I had so much fun (eye roll) doing the team needs for the NFC North last weekend that I volunteered to do the AFC North.
Let’s start with the team that generally needs to get a lot better, given that the franchise has been to the playoffs only once since returning to the league in 1999.
DE/DT: With the Browns switching from a 3-4 back to a 4-3, they need the right personnel. They’ll have their pick of plenty of defensive linemen with the sixth overall selection in the draft. They also need to hope that free agency arrives in time for them to find some other bodies to beef up the first four members of the front seven.
OL: Left tackle Joe Thomas and center Alex Mack are rock solid. But to be truly competitive in the AFC North, the Browns need to work on the right side of the line. The sixth pick will be too high to search for a right guard or a right tackle; they’re better off waiting for later rounds, or exploring free agency.

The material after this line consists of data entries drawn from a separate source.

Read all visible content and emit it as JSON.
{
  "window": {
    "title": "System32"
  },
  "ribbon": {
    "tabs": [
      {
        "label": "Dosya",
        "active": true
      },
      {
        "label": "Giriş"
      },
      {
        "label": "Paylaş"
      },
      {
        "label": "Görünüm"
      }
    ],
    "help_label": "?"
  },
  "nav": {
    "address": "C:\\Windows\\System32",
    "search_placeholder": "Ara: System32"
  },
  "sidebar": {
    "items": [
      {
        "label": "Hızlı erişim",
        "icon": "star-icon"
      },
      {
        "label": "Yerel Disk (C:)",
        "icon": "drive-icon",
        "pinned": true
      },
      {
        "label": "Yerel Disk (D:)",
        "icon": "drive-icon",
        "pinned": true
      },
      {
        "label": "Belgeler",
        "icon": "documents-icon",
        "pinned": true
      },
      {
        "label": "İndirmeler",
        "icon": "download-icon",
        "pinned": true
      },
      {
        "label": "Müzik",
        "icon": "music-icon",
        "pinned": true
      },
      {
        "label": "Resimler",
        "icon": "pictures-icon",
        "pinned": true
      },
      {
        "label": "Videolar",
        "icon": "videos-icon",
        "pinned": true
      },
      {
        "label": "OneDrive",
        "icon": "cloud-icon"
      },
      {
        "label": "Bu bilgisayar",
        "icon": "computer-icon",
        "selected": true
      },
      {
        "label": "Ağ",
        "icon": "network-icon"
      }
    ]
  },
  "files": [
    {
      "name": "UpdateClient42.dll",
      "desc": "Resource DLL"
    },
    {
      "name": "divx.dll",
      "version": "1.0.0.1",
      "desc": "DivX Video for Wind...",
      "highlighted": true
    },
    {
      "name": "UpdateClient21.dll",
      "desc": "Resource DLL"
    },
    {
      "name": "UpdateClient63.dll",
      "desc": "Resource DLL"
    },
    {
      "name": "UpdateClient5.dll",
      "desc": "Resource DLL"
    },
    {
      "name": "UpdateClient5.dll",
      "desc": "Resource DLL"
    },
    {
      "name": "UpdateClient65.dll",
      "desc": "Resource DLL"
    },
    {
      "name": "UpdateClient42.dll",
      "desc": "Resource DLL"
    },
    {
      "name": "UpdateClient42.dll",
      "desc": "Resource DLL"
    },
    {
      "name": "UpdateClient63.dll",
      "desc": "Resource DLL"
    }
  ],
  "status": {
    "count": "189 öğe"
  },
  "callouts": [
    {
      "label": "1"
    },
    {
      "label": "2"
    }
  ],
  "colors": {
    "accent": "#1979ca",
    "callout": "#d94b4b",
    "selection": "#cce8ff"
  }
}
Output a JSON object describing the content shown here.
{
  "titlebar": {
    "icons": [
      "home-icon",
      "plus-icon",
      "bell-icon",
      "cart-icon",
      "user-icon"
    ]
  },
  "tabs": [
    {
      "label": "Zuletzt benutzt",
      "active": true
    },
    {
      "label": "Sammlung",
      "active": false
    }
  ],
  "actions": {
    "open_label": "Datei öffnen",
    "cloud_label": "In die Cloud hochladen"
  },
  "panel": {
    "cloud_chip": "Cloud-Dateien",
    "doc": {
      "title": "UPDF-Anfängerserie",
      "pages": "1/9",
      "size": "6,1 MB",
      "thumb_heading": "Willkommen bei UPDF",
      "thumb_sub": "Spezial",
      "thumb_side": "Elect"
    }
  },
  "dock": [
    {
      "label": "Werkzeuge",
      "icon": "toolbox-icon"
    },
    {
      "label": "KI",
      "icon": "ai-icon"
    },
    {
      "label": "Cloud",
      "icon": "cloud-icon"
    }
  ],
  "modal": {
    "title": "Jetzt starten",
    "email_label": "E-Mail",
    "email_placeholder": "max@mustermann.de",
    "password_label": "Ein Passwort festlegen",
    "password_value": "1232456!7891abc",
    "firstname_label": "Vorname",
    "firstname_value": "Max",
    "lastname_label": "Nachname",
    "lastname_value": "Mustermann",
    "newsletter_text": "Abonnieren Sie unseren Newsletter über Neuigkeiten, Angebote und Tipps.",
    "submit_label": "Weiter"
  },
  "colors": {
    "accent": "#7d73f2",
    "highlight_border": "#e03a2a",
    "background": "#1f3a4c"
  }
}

WR: Josh Cribbs still hasn’t developed into a high-end wideout, and while Mohamed Massaquoi and Brian Robiskie still have time to establish themselves, the Browns needs a true playmaker. Like Braylon Edwards was in 2007, when he could still catch. And when he wasn’t a major pain in the butt.
While many would like to see the Browns lasso A.J. Green or Julio Jones with the sixth overall pick (team president Mike Holmgren said in February that he’s looking for a “home-run hitter“), the bust rate for first-round wideouts perhaps should prompt the Browns to go with a safer choice in round one, and to address the receiver position via lower rounds or free agency.
LB: The switch from 3-4 to 4-3 also requires the Browns to take a long, hard look at whether they’ve got the right players on the second line of defense. Chris Gocong has experience in a 4-3 from his time in Philly. Ditto for Scott Fujita, with the Saints. Still, it’s an area that the Browns must address as they overhaul their front seven.
QB: Even if Colt McCoy will be the starter in 2011 and beyond, they need guys other than Jake Delhomme and Seneca Wallace behind McCoy. Whether that’s a rookie or a free agent depends on whether they sufficiently like any of the rookies who are available when the Browns exercise any of their various picks.
Overview: The Browns have a long way to go, given that they’re competing with the Ravens and the Steelers. The key will be to demonstrate patience, accepting the fact that it takes time to build a contender, especially in light of the condition of the franchise after the Phil Savage/Romeo Crennel regime.
It’s more than any one draft can fix. But if they can stockpile some contributors in the draft and attract some talented veterans through free agency, they could close the gap considerably in 2011.